Isso faz você se sentir irritado, furioso, e desesperado por ajuda. Isso não é justo. Algumas pessoas vão para áreas perigosas da comunidade ou passam a usar drogas, enquanto outras apenas ficam quietas e vão com o fluxo. Outras vão embora, se puderem.
Meu pai era gerente de relações públicas de uma empresa internacional no Oriente Médio, mas recentemente ficou muito doente. Agora ele não pode trabalhar mais. Então, como jovem, eu estou trabalhando muito para dar apoio à minha mãe, mas o que eu realmente quero fazer é rádio, cinema e fotografia. E eu me sinto preso. Ao mesmo tempo, você vê políticos e outros homens ricos que jogam dinheiro fora para comprar carros e propriedades. Existe uma enorme desigualdade na vida em geral.
Mas, apesar de tudo isso, estou feliz porque tenho minha família. Minha família costumava ser rica e agora somos pobres. Mas, apesar de tudo, nós continuamos rindo, e é isso que eu amo na minha família. Diante de todos estes problemas na vida, tudo que você precisa é uma família e alguém com quem você pode contar. Portanto, precisamos tentar fazer com que todos sintam que têm alguém com quem contar.
Como você se envolveu com o Programa Ra?
ABAAD solicitou à Cruz Vermelha que disponibilizasse duas pessoas para participar da oficina de validação do Programa Ra com jovens. [Nesta oficina, ABAAD testou sessões selecionadas do Programa H com jovens para ver como elas deviam ser adaptadas]. Na oficina de validação, Anthony Keedi, da ABAAD, disse que viu potencial em mim e queria que eu aprendesse a implementar o Programa Ra.

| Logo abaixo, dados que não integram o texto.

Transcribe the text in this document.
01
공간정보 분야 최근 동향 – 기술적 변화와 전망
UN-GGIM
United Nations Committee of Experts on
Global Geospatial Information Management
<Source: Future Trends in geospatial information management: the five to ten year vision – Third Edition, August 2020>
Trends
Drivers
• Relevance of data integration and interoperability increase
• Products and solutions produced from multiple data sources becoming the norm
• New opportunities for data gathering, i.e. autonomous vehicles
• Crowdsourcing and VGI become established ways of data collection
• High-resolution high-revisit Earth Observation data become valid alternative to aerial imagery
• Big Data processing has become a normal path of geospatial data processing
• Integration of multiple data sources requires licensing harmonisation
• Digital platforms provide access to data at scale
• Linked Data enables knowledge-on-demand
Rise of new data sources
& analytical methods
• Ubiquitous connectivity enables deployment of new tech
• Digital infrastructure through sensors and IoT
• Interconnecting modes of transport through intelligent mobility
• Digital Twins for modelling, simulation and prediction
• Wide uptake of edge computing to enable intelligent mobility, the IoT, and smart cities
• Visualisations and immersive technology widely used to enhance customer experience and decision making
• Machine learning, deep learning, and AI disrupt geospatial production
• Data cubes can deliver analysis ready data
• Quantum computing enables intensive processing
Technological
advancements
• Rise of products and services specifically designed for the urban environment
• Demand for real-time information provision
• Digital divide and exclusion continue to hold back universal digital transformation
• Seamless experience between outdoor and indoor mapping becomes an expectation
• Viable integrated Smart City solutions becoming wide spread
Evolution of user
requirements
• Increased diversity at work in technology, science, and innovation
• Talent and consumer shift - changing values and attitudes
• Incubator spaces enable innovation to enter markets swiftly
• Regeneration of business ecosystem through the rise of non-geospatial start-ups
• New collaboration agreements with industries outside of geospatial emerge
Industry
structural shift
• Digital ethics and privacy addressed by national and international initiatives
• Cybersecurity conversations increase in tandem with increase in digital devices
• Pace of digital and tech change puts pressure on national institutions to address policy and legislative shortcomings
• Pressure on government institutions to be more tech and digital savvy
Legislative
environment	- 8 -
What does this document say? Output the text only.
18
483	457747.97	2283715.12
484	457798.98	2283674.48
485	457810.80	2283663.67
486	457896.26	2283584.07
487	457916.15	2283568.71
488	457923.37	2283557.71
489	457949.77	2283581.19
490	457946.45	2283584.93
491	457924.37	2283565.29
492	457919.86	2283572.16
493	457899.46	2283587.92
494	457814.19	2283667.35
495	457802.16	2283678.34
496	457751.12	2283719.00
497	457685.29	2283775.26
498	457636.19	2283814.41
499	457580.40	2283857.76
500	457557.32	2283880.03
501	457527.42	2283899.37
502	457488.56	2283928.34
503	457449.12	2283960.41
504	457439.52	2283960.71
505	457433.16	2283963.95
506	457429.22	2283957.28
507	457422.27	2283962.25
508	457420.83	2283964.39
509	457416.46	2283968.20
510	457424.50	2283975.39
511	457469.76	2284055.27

Como você se sentiu, como um homem jovem, participando do Programa Ra?
Eu senti como se houvesse um novo caminho, uma nova maneira de encontrar progresso. Eu tenho a Cruz Vermelha, a minha arte e agora este trabalho com o Programa Ra para ajudar os homens a aceitarem os outros e abrirem suas mentes.
A melhor coisa foi ver como os outros jovens vivenciaram as sessões. Um dos meus momentos favoritos da oficina de validação foi a sessão sobre a raiva. Eu já tinha sido diagnosticado com transtorno bipolar, então eu estava compartilhando com outros jovens minhas experiências com questões de raiva e sobre o transtorno. Eu expliquei como a raiva pode ser uma emoção difícil de controlar e como é frustrante. O grupo foi tão amoroso, como uma família, e isso foi incrível.
O que você espera que o Programa Ra alcance?
Espero que o programa Ra espalhe a mensagem e que as pessoas saibam que estamos todos juntos nisto, sob um mesmo teto. Não somos apenas cristãos, muçulmanos etc – somos humanos. Nossa casa é a Terra. Quero que nos aceitemos. É isso aí. Eu vejo meus amigos sofrendo bullying por serem gays, eu mesmo por ser “mais moderno” e muito “fora dos padrões” e meus outros amigos por serem negros.
Eu sei que é difícil e vai demorar muito tempo para conseguirmos, mas eu sei que, no fundo, podemos alcançar igualdade, nos livrarmos do nosso ego, do nosso sexismo e racismo. Não estou pedindo que as pessoas deixem de lado todo o nosso desejo de tradições, mas que se abram um pouco e assim alcançaremos nossos objetivos.
Nota da Editora: Esta entrevista foi editada para adequação de tamanho e compreensão.